Paris, (SANA) – L’artiste syrien Najah Albukaï, Réfugié politique en France depuis 2015, a raconté l’enfer des prisons syriennes dans ses œuvres.
En décembre, il a présenté son travail de mémoire aux élèves de terminale du lycée Notre-Dame de Fontenay-le-Comte (Vendée), décrivant à travers ses dessins et gravures l’horreur qu’il avait vécue dans les prisons du régime de Bachar al-Assad, qu’il a connu de l’intérieur pendant près de trois ans.

Selon Ouest-France, un quotidien régional français, son œuvre, profondément marquée par l’expérience carcérale, se veut à la fois un acte de mémoire, une dénonciation politique et une nécessité vitale.
Albukaï a été incarcéré trois fois à Damas, pour s’être opposé ouvertement au régime de Bachar al-Assad. Ses dessins témoignent de ce qu’il avait vécu.
Najah Albukaï a fui son pays, la Syrie, en décembre 2016.
Ce professeur des Beaux-Arts, aujourd’hui réfugié en Vendée, raconte, à travers ses dessins, les pires heures de son histoire.

« J’étais considéré comme un agitateur participant au trouble public, qui affaiblit les sentiments nationaux et qui fait l’apologie du terrorisme », explique-t-il.
« J’ai été victime d’intimidations et d’arrestations arbitraires sur dénonciations anonymes. »
Manifester contre le régime a été « son crime ».Pour le sortir de prison, sa famille a dû payer une caution.
Il matérialise tout ce qu’il a vu et subi, avec un stylo et de l’encre noire. Parfois, il ajoute du sépia pour donner un peu de couleur.
Albukaï a connu l’enfer des geôles syriennes. La mort, l’agonie, la torture, l’humiliation au centre 227… Il ne peut évidemment oublier.Cela traverse naturellement son œuvre, ses dessins, son crayonné vif et acéré.
Que cela soit au lavis, au brou de noix ou l’encre de Chine, il raconte. Des témoignages bien plus forts que les mots ne peuvent exprimer.
Lors d’un workshop avec des élèves, une rencontre évoque le « dessin comme instrument de témoignage de l’Histoire ». D’autant plus important, estime Najah Albukai, que l’on a tendance à oublier « la cause principale de la guerre : un régime dictatorial. Mes dessins sont aussi un travail sur la mémoire. »

Selon Albukai, lors d’un workshop avec des élèves, une rencontre évoque le « dessin comme instrument de témoignage de l’Histoire ».
Il utilise une technique qu’il ne pouvait utiliser en Syrie donnant un autre relief à ses dessins : « En creusant dans le cuivre, j’ai gravé la mémoire. »
Cet après-midi-là, la grande épreuve de « L’ancienne cage », œuvre peignant une cellule terriblement connue au centre 227, sort de la presse. Et quel rendu ! « On voit comment la prison est ressortie », dit -il.

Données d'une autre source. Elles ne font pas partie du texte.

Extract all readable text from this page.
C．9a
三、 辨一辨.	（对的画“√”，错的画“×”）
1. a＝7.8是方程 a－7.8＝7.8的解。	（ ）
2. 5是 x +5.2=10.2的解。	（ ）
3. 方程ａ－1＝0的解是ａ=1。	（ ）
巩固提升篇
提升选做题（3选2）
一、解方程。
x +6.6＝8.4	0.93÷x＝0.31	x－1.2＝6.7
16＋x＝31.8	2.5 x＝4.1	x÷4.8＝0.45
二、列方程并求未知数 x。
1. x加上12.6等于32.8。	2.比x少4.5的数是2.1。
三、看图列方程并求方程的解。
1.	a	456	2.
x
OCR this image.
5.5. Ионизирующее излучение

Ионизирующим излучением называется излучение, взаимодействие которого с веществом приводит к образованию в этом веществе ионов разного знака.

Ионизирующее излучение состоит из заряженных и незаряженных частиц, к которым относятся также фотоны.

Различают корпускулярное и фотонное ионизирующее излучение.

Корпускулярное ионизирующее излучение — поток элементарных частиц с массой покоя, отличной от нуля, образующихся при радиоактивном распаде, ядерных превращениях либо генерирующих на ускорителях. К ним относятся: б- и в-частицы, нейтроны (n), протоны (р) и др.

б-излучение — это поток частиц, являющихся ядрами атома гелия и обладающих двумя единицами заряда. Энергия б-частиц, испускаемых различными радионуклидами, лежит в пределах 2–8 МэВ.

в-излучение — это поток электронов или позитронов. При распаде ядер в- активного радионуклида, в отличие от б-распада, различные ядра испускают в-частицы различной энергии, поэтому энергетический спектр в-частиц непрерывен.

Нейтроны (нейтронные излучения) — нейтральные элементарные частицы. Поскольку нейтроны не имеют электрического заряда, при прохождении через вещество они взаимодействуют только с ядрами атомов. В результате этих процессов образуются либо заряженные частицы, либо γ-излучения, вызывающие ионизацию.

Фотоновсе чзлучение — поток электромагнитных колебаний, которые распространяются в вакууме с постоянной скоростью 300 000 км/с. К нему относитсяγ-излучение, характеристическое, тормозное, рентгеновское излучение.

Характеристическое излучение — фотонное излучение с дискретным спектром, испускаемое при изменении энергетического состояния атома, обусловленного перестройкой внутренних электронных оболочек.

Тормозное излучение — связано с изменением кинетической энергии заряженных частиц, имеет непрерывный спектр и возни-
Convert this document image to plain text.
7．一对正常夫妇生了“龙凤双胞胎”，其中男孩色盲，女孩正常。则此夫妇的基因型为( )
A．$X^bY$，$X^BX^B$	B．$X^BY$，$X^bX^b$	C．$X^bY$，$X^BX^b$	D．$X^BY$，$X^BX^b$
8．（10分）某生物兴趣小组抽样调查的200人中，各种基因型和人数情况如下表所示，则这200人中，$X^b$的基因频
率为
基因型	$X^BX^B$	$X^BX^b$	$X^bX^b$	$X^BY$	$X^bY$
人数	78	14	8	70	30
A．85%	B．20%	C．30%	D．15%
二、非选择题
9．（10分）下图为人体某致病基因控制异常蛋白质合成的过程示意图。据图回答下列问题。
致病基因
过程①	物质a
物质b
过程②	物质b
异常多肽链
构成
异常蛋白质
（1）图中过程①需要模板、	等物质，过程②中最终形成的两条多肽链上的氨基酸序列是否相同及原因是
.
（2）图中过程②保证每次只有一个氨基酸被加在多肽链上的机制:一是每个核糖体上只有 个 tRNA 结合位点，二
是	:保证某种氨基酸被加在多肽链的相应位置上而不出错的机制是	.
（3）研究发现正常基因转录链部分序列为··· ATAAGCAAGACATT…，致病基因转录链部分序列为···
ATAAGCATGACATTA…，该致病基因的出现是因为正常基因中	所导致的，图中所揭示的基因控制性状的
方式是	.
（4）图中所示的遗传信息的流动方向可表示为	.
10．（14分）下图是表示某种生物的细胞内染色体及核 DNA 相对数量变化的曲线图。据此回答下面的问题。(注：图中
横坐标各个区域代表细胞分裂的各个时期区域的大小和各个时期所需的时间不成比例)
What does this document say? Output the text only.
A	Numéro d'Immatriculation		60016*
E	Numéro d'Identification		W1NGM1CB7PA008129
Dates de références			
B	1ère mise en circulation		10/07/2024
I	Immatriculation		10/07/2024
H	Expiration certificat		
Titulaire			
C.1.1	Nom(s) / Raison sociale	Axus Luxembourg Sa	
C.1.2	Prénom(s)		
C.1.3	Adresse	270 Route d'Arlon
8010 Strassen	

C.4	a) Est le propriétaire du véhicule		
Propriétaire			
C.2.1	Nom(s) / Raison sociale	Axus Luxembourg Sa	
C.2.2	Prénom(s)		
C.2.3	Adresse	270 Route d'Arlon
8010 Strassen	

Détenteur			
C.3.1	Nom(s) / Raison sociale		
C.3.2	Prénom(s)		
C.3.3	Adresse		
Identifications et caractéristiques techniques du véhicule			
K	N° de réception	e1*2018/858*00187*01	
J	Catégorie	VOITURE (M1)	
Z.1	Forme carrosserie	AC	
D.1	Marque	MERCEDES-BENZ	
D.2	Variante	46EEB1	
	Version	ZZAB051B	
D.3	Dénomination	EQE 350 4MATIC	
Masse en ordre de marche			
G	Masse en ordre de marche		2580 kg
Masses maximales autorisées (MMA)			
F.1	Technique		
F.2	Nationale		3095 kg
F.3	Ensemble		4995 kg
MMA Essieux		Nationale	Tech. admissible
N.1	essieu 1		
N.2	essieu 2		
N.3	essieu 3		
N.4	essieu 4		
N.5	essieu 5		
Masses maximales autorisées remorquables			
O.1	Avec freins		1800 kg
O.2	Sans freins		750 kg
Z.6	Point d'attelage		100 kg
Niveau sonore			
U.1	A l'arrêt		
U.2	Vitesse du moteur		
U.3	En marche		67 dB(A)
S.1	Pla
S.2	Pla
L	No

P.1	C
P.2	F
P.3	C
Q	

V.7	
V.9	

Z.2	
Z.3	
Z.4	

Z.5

Celui qui a commencé son travail de mémoire en arrivant sur les terres libres du Liban et en séjournant en Vendée, évoque ce rapport charnel au travail : « En trempant les papiers dans des bacs d’eau, pour l’impression, je ne peux m’empêcher de penser aux victimes des naufrages pour fuir leur pays. »
L’exposition présentera dix gravures de formats différents. Une série s’appelle « Quatre nus avec un drap ».
Souvenir des moments horribles où il fallait décharger la camionnette des victimes. C’est glaçant. C’est aussi une réalité qu’il ne faut ignorer.

Najah Albukaï retrace son parcours. Formé à Damas, puis dans les années 1990, à Rouen, aux Beaux-Arts, il maîtrise parfaitement l’histoire de l’art de son pays et celle de l’Europe.
Pour lui, « l’art est sacré ou il ne l’est pas ».